E6. Deallocate local variables. The obvious way to do this might be to add the appropriate value to
the stack pointer (since the space was allocated by subtracting the needed amount from the
stack pointer). In practice, a less error-prone way to deallocate the variables is to move the
value in the base pointer into the stack pointer: mov esp, ebp. This works because the base
pointer always contains the value that the stack pointer contained immediately prior to the
allocation of the local variables.
E7. Immediately before returning, restore the caller's base pointer value by popping EBP off the
stack. Recall that the first thing we did on entry to the subroutine was to push the base pointer
to save its old value.

E8. Finally, return to the caller by executing a ret instruction. This instruction will find and remove
the appropriate return address from the stack.

5
Note that the callee's rules fall cleanly into two halves that are basically mirror images of one another.
The first half of the rules apply to the beginning of the function, and are commonly said to define the
prologue to the function.
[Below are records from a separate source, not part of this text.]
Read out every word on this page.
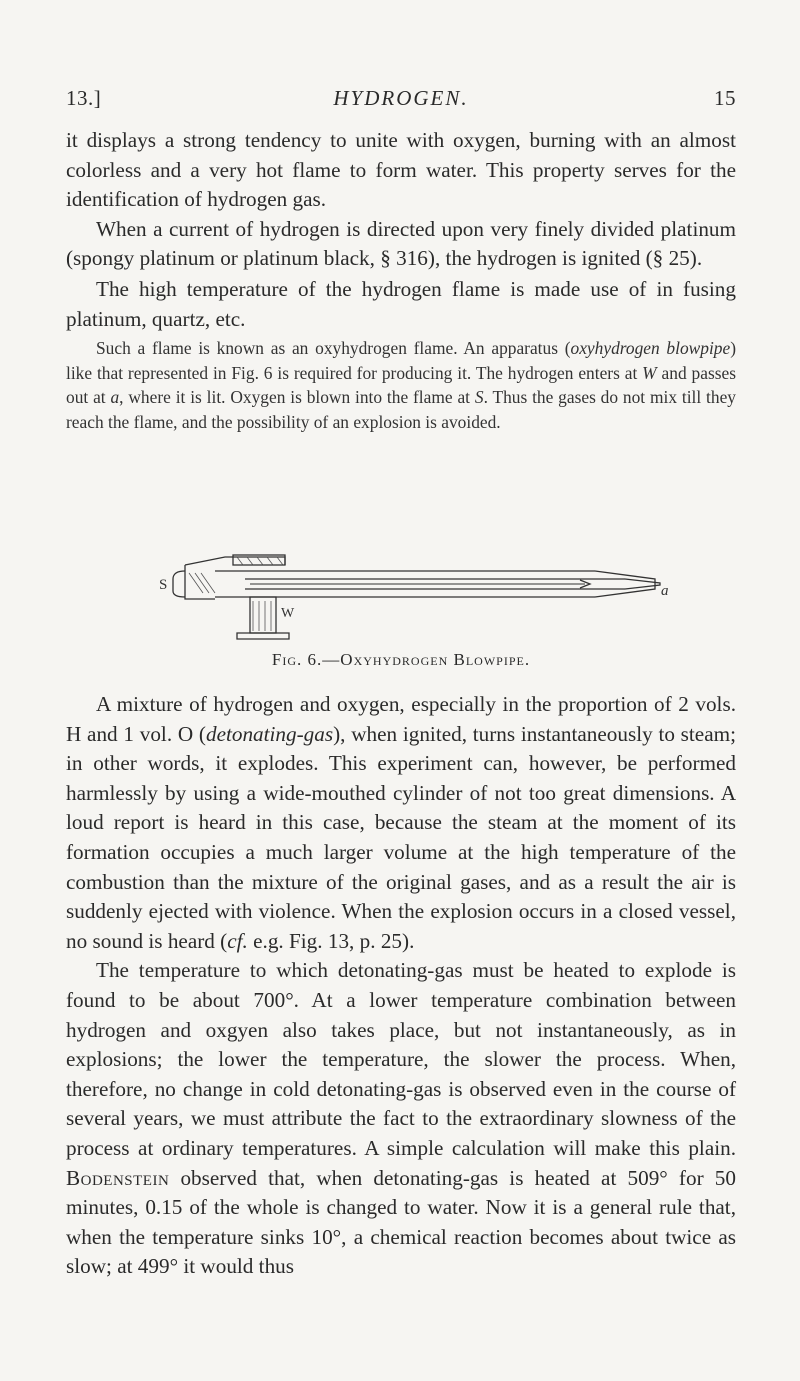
13.]	HYDROGEN.	15

it displays a strong tendency to unite with oxygen, burning with an almost colorless and a very hot flame to form water. This property serves for the identification of hydrogen gas.

When a current of hydrogen is directed upon very finely divided platinum (spongy platinum or platinum black, § 316), the hydrogen is ignited (§ 25).

The high temperature of the hydrogen flame is made use of in fusing platinum, quartz, etc.

Such a flame is known as an oxyhydrogen flame. An apparatus (oxyhydrogen blowpipe) like that represented in Fig. 6 is required for producing it. The hydrogen enters at W and passes out at a, where it is lit. Oxygen is blown into the flame at S. Thus the gases do not mix till they reach the flame, and the possibility of an explosion is avoided.

S
W
a
Fig. 6.—Oxyhydrogen Blowpipe.

A mixture of hydrogen and oxygen, especially in the proportion of 2 vols. H and 1 vol. O (detonating-gas), when ignited, turns instantaneously to steam; in other words, it explodes. This experiment can, however, be performed harmlessly by using a wide-mouthed cylinder of not too great dimensions. A loud report is heard in this case, because the steam at the moment of its formation occupies a much larger volume at the high temperature of the combustion than the mixture of the original gases, and as a result the air is suddenly ejected with violence. When the explosion occurs in a closed vessel, no sound is heard (cf. e.g. Fig. 13, p. 25).

The temperature to which detonating-gas must be heated to explode is found to be about 700°. At a lower temperature combination between hydrogen and oxgyen also takes place, but not instantaneously, as in explosions; the lower the temperature, the slower the process. When, therefore, no change in cold detonating-gas is observed even in the course of several years, we must attribute the fact to the extraordinary slowness of the process at ordinary temperatures. A simple calculation will make this plain. Bodenstein observed that, when detonating-gas is heated at 509° for 50 minutes, 0.15 of the whole is changed to water. Now it is a general rule that, when the temperature sinks 10°, a chemical reaction becomes about twice as slow; at 499° it would thus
The latter half of the rules apply to the end of the function, and are thus
commonly said to define the epilogue of the function.

Example:

Here is an example function definition that follows the callee rules:


E1
// Subroutine Prologue
push ebp // Save the old base pointer value.
mov ebp, esp // Set the new base pointer value.

sub esp, 4 // Make room for one 4-byte local variable.
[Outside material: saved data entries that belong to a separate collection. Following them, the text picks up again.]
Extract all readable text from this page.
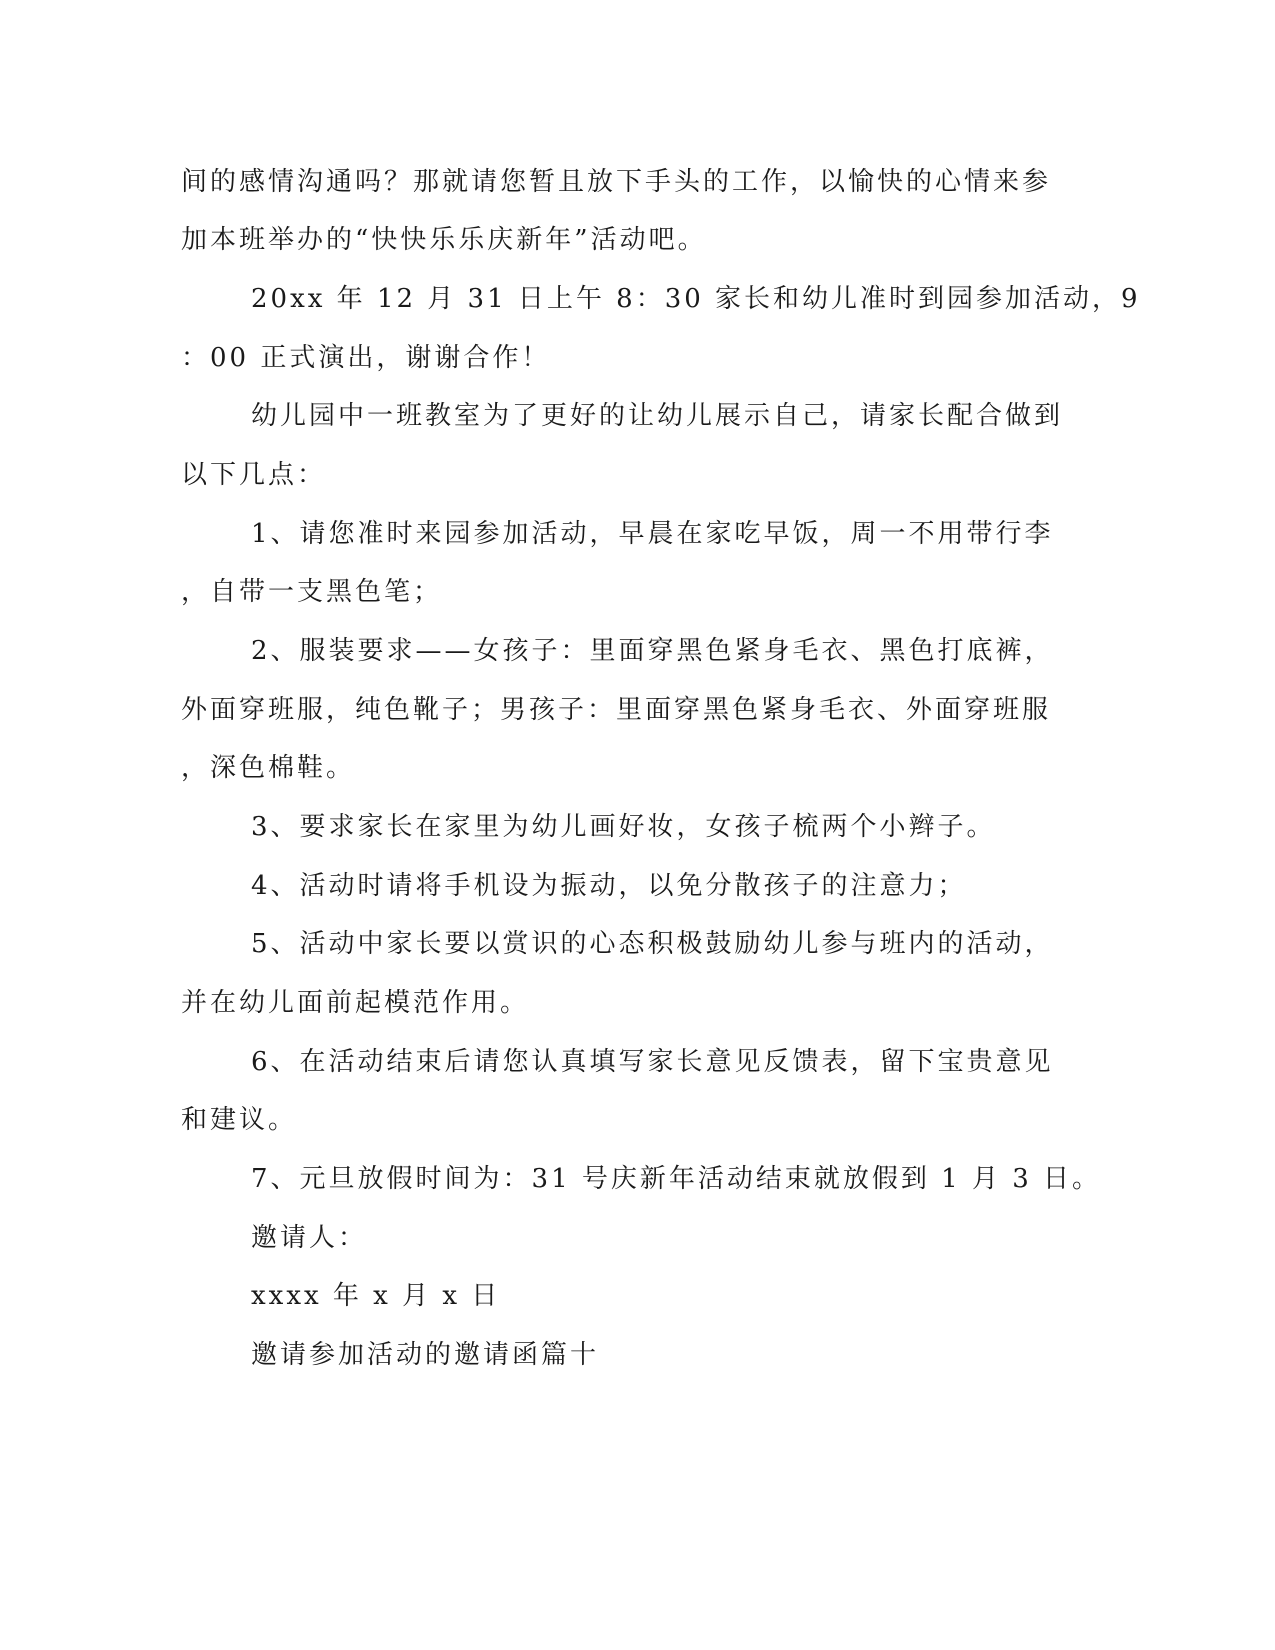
间的感情沟通吗？那就请您暂且放下手头的工作，以愉快的心情来参
加本班举办的“快快乐乐庆新年”活动吧。
20xx 年 12 月 31 日上午 8：30 家长和幼儿准时到园参加活动，9
：00 正式演出，谢谢合作！
幼儿园中一班教室为了更好的让幼儿展示自己，请家长配合做到
以下几点：
1、请您准时来园参加活动，早晨在家吃早饭，周一不用带行李
，自带一支黑色笔；
2、服装要求——女孩子：里面穿黑色紧身毛衣、黑色打底裤，
外面穿班服，纯色靴子；男孩子：里面穿黑色紧身毛衣、外面穿班服
，深色棉鞋。
3、要求家长在家里为幼儿画好妆，女孩子梳两个小辫子。
4、活动时请将手机设为振动，以免分散孩子的注意力；
5、活动中家长要以赏识的心态积极鼓励幼儿参与班内的活动，
并在幼儿面前起模范作用。
6、在活动结束后请您认真填写家长意见反馈表，留下宝贵意见
和建议。
7、元旦放假时间为：31 号庆新年活动结束就放假到 1 月 3 日。
邀请人：
xxxx 年 x 月 x 日
邀请参加活动的邀请函篇十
push edi // Save the values of registers that the function
push esi // will modify. This function uses EDI and ESI and
push ebx // EBX

// Subroutine Body
mov eax, [ebp+8] // Move value of parameter 1 into EAX
mov esi, [ebp+12] // Move value of parameter 2 into ESI
mov edi, [ebp+16] // Move the address of parameter 3 into EDI
mov ebx, [edi] // Get the value of parameter 3
mov [ebp-4], ebx // Move value of parameter 3 into the local variable
add [ebp-4], esi // Add ESI into the local variable

add eax, [ebp-4] // Add the contents of the local variable
// into EAX (final result)

// Subroutine Epilogue
pop ebx
pop esi // Recover register values
pop edi

mov esp, ebp // Deallocate local variables

pop ebp // Restore the caller's base pointer value

ret
E2
E3

E4
E5
E6
E7
E8
6

The subroutine prologue performs the standard actions of saving a snapshot of the stack pointer in
EBP (the base pointer), allocating local variables by decrementing the stack pointer, and saving
register values on the stack.

In the body of the subroutine we can see the use of the base pointer. Both parameters and local
variables are located at constant offsets from the base pointer for the duration of the subroutines
execution. In particular, we notice that since parameters were placed onto the stack before the
subroutine was called, they are always located below the base pointer (i.e. at higher addresses) on
the stack. The first parameter to the subroutine can always be found at memory location [EBP+8], the
second at [EBP+12], the third at [EBP+16]. Similarly, since local variables are allocated after the base
pointer is set, they always reside above the base pointer (i.e. at lower addresses) on the stack. In
particular, the first local variable is always located at [EBP-4], the second at [EBP-8], and so on. This
conventional use of the base pointer allows us to quickly identify the use of local variables and
parameters within a function body.

The function epilogue is basically a mirror image of the function prologue. The caller's register values
are recovered from the stack, the local variables are deallocated by resetting the stack pointer, the
caller's base pointer value is recovered, and the ret instruction is used to return to the appropriate
code location in the caller.

The example used in this handout can be downloaded from here.

2. Your task:
This lab assignment has four parts.

● Part 1) Changing case of letters of a string
● Part 2) Selection sort
● Part 3) Palindrome
● Part 4) Vector operations

The template file (lab4.c) and the tester (lab4-tester.c) are given to you. Download them from here.
Remember you are only allowed to make modifications in the designated areas in lab4.c. For more
details, read the comment sections of lab4.c and lab4-tester.c.

● Submit ONLY your completed lab4.c.
● Do NOT zip it.
● Do NOT submit your project/solution/output files.